You'd think (wouldn't you?) that there would be a simple-to-use web screen-capture program which could run on any platform, was open source and (critically) would not need a web browser or X session (under Unix) to be running in order to do its magic. There are various solutions like khtml2png, webkit2png, WebShot and many others, but nothing which provides the holy grail of web-screen-grab www.example.com example.png. WebShot comes closest, but it's closed source, Windows only, and the command-line version costs extra.
So, the solution I've used is based on this one and requires:
Having installed VNC server, I set up a couple of aliases in my ~/.bashrc file:
alias startvnc='vncserver :1 -geometry 1024x768 -depth 16'
alias stopvnc='vncserver -kill :1'
So just typing startvnc will start up a VNC server for me, on screen 1 (that's what the :1 means). If you're following along, you might want to use a VNC viewer to access your screen, just to see what's happening. I don't have any fancy window manager (like KDE) installed, so my desktop looks a little sparse.

But sparse is also fast in this context, which is a good thing. Incidentally, now is a good time to start up Opera and make sure its settings are OK - it asks a few questions first time it's started up which might snarl up the automated process. When you have it to your liking, quit Opera by pressing Ctrl-Q.
The screenshots themselves are taken using two programs in the surftrackr/utils directory, screenshots.sh and get-screenshots.py which should be run from the "utils" directory. With a clean install of Surftrackr, you can just start the process running by typing
python get-screenshots.py
If you have a VNC viewer running, you should see the magic begin at this point - frankly I enjoy watching this bit. If you have a slow link, and the browser repeatedly fails to load the page completely before the screenshot is taken, edit screenshots.sh and change line 8 ("sleep 10") to "sleep 15" or "sleep 20".
Some pages will be inaccessible, since at the moment the program takes screen-shots of only the website rather than specific URLs, and if that site happens to be something like cgi.ebay.com you'll probably get an error page, at best, or a "Directory listing denied," at worst.

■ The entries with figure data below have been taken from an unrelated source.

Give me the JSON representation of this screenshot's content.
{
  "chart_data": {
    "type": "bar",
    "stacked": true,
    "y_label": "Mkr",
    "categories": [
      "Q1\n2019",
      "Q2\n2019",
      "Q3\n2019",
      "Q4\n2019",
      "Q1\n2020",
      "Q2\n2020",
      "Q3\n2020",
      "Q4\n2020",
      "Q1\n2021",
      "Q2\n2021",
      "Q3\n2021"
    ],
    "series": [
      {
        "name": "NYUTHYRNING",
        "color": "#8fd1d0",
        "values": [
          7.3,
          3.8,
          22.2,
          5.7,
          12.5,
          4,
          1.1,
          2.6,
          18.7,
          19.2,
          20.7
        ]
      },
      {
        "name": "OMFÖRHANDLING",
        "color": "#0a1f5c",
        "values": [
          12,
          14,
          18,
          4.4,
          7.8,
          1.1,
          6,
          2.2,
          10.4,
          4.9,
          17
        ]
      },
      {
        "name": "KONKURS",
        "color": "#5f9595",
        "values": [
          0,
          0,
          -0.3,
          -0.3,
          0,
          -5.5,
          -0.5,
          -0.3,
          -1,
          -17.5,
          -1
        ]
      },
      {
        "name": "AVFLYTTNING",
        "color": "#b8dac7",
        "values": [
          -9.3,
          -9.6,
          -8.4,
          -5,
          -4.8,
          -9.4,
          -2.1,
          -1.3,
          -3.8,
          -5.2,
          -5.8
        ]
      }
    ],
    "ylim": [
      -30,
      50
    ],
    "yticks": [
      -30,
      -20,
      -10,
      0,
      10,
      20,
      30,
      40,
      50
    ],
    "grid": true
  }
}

To view the thumbnails on appropriate listings, go to the General Settings category in the Surftrackr admin interface, and add a check-mark to "Use thumbnails":
Visiting the Users -> Sites page should show something like this:
How you run the get-screenshots.py script is up to you - once or twice per day via cron, or (as I prefer) by hand when required. Just make sure two instances of the script don't go to work at the same time, or you'll get a nasty mess in your X or VNC session. If you don't want screenshots, don't run the script at all and leave the "use thumbnails" option unchecked in the general setting section of the admin. You should find everything works just as before.